Prediction accuracies were r=0.540 (95% CI: 0.539-0.540; Pearson r) for albumin, r=0.250 (95% CI: 0.249-0.251) for globulin, and r=0.373 (95% CI: 0.372-0.374) for albumin-globulin ratio. The most important predictive features were age (100% ± 0.0%; mean ± 95% CI of normalized importance), gender (34.4% ± 0.7%), pulse (25.6% ± 1.3%) and Body Mass Index (24.4% ± 2.3%) for albumin, pulse (83.7% ± 3.8%) for globulin, and age (99.2% ± 1.0%), gender (59.2% ± 1.7%), Body Mass Index (46.1% ± 4.2%) and height (40.0% ± 3.8%) for albumin-globulin ratio.
Our models predicted serum protein concentrations with appreciable accuracy showing the promise of this approach. Such models could serve to augment existing tools for identifying "at-risk" individuals for follow-up with a blood test.
血清蛋白浓度在癌症及其他疾病的诊断和预后评估中具有重要价值,但其通过血液检测进行测量既不舒适、不方便,成本也高。本研究利用先进的机器学习技术,探讨从易于获取的身体特征(身高、体重、体重指数、年龄、性别)和生命体征(收缩压、舒张压、平均动脉压、脉压、脉搏)预测白蛋白、球蛋白及白蛋白-球蛋白比值的可能性。

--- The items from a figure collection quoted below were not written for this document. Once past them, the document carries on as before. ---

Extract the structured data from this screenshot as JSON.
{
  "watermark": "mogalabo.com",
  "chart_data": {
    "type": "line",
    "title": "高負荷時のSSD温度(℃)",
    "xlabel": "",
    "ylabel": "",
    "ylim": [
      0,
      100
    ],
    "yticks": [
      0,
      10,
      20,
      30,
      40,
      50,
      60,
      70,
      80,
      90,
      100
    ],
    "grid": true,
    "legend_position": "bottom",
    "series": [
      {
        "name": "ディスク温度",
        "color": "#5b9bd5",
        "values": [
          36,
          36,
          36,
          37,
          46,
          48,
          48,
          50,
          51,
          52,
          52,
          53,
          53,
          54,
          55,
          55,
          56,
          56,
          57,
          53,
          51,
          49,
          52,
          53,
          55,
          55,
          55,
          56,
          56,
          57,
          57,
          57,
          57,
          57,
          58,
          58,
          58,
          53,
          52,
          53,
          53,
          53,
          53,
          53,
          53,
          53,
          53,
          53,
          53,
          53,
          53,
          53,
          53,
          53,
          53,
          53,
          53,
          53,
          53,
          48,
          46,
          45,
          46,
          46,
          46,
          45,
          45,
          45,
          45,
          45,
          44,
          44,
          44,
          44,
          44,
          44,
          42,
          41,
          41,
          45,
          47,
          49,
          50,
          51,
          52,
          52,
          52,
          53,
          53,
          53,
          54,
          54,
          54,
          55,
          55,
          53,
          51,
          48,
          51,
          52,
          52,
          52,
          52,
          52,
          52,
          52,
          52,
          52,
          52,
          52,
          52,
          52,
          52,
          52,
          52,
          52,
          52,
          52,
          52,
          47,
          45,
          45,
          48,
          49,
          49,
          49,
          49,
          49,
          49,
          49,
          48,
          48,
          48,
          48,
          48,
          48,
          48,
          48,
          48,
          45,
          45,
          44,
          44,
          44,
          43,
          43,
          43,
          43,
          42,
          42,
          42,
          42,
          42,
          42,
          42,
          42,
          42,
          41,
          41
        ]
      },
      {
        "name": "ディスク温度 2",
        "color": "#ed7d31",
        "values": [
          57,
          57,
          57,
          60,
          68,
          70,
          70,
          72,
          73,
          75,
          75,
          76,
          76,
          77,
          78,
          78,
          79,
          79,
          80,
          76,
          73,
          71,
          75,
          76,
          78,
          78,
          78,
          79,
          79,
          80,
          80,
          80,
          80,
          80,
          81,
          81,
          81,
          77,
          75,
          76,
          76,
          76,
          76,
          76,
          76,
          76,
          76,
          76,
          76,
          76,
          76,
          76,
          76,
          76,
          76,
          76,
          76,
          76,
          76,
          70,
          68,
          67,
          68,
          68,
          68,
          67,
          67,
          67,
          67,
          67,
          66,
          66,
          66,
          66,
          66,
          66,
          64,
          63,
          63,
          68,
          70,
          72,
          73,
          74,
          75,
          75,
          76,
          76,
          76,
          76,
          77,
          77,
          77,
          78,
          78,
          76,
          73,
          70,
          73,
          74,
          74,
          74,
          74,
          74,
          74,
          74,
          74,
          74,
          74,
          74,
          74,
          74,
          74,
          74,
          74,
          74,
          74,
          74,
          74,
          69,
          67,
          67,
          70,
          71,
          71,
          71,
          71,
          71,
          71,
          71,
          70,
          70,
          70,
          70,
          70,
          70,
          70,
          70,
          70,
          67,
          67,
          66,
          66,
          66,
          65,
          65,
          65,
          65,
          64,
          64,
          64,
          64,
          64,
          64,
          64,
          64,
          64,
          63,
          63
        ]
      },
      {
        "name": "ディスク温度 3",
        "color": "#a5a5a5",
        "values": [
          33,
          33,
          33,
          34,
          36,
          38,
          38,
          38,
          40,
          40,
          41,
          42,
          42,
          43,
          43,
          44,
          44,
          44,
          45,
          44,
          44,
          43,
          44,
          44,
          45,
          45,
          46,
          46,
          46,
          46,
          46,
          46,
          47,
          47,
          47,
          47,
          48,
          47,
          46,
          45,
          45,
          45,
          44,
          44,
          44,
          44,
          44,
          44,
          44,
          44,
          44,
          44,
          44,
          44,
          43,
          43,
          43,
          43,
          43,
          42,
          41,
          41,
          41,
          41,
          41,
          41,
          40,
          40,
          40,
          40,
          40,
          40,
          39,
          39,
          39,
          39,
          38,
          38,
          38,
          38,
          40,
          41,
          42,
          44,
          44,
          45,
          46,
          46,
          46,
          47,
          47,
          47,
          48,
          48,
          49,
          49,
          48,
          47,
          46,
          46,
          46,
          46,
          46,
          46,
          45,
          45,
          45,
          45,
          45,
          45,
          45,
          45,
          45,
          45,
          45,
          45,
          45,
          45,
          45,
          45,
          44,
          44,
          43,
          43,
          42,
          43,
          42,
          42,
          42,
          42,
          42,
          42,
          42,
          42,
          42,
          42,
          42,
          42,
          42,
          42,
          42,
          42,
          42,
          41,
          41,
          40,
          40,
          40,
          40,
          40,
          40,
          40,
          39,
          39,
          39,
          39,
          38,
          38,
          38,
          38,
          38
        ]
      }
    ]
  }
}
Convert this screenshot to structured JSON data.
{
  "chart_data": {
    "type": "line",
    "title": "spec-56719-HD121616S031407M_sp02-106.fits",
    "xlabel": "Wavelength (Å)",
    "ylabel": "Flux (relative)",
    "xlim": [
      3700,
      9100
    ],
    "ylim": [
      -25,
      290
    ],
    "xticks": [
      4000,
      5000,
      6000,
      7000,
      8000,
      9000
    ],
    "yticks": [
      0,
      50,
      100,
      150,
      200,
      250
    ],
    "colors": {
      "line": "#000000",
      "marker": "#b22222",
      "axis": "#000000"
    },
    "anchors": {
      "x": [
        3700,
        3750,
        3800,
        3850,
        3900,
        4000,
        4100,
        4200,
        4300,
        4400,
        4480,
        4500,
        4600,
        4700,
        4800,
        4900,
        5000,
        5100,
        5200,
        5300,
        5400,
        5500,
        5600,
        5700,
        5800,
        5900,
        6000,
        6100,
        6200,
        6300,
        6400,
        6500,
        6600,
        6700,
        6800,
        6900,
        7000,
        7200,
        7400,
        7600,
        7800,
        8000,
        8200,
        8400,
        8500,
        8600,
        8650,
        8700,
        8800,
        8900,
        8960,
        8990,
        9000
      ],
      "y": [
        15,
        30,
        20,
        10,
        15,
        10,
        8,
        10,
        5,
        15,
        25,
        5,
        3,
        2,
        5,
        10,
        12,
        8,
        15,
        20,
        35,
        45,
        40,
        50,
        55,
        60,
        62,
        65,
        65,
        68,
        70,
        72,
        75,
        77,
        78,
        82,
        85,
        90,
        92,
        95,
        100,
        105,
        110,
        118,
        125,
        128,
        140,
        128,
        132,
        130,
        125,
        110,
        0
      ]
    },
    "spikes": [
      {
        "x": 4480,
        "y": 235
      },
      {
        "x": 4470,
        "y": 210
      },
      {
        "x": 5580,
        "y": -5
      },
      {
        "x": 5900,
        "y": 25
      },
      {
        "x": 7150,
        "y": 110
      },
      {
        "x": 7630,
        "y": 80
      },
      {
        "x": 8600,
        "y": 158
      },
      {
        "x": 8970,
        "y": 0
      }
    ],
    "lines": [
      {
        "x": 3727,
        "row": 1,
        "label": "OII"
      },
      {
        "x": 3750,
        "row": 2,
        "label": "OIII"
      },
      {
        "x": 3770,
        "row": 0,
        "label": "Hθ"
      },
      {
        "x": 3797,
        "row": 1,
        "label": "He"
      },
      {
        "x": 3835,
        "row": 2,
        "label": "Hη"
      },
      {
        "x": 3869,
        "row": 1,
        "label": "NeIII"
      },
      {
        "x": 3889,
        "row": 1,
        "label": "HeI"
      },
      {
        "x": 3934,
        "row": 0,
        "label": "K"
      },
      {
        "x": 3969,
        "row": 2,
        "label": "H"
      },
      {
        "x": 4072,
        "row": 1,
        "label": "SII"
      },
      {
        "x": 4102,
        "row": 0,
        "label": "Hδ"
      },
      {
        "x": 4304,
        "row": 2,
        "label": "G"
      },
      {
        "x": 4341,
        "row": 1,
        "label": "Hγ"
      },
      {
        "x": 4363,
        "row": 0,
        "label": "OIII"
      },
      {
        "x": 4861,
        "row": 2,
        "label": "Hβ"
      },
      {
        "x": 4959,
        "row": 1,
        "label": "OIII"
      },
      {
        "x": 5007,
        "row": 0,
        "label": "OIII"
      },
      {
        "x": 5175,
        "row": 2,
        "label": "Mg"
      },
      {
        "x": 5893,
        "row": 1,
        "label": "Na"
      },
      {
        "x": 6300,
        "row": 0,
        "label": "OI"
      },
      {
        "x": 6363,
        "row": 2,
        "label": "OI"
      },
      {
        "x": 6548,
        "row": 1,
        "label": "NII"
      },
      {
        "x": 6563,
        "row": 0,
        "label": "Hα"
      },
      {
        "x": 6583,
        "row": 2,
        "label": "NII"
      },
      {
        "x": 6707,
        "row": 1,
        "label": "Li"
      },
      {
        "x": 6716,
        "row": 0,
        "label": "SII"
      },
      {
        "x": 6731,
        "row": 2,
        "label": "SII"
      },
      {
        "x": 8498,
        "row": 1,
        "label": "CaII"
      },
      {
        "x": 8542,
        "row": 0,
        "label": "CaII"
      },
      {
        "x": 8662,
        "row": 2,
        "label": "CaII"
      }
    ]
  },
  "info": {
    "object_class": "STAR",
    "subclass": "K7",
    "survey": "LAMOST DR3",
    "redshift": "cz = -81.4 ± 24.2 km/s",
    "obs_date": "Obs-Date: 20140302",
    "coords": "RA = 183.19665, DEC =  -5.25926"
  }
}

我们从中国杭州46951名健康成年参与者的体检记录中获取了白蛋白浓度、球蛋白浓度、白蛋白-球蛋白比值及预测指标信息(身体特征、生命体征)。我们训练了一个计算模型,根据这些预测指标来预测每种血清蛋白浓度,然后在未用于模型训练的独立数据集部分评估每个模型的预测准确性。我们还确定了模型中每个特征的相对重要性。
白蛋白的预测准确率为r = 0.540(95%置信区间:0.539 - 0.540;皮尔逊相关系数r),球蛋白为r = 0.250(95%置信区间:0.249 - 0.251),白蛋白-球蛋白比值为r = 0.373(95%置信区间:0.372 - 0.374)。对于白蛋白,最重要的预测特征是年龄(100% ± 0.0%;标准化重要性的均值 ± 95%置信区间)、性别(34.4% ± 0.7%)、脉搏(25.6% ± 1.3%)和体重指数(24.4% ± 2.3%);对于球蛋白,是脉搏(83.7% ± 3.8%);对于白蛋白-球蛋白比值,是年龄(99.2% ± 1.0%)、性别(59.2% ± 1.7%)、体重指数(46.1% ± 4.2%)和身高(40.0% ± 3.8%)。
我们的模型以可观的准确率预测了血清蛋白浓度,显示出这种方法的前景。此类模型可用于增强现有工具,以识别需要进行血液检测随访的“高危”个体。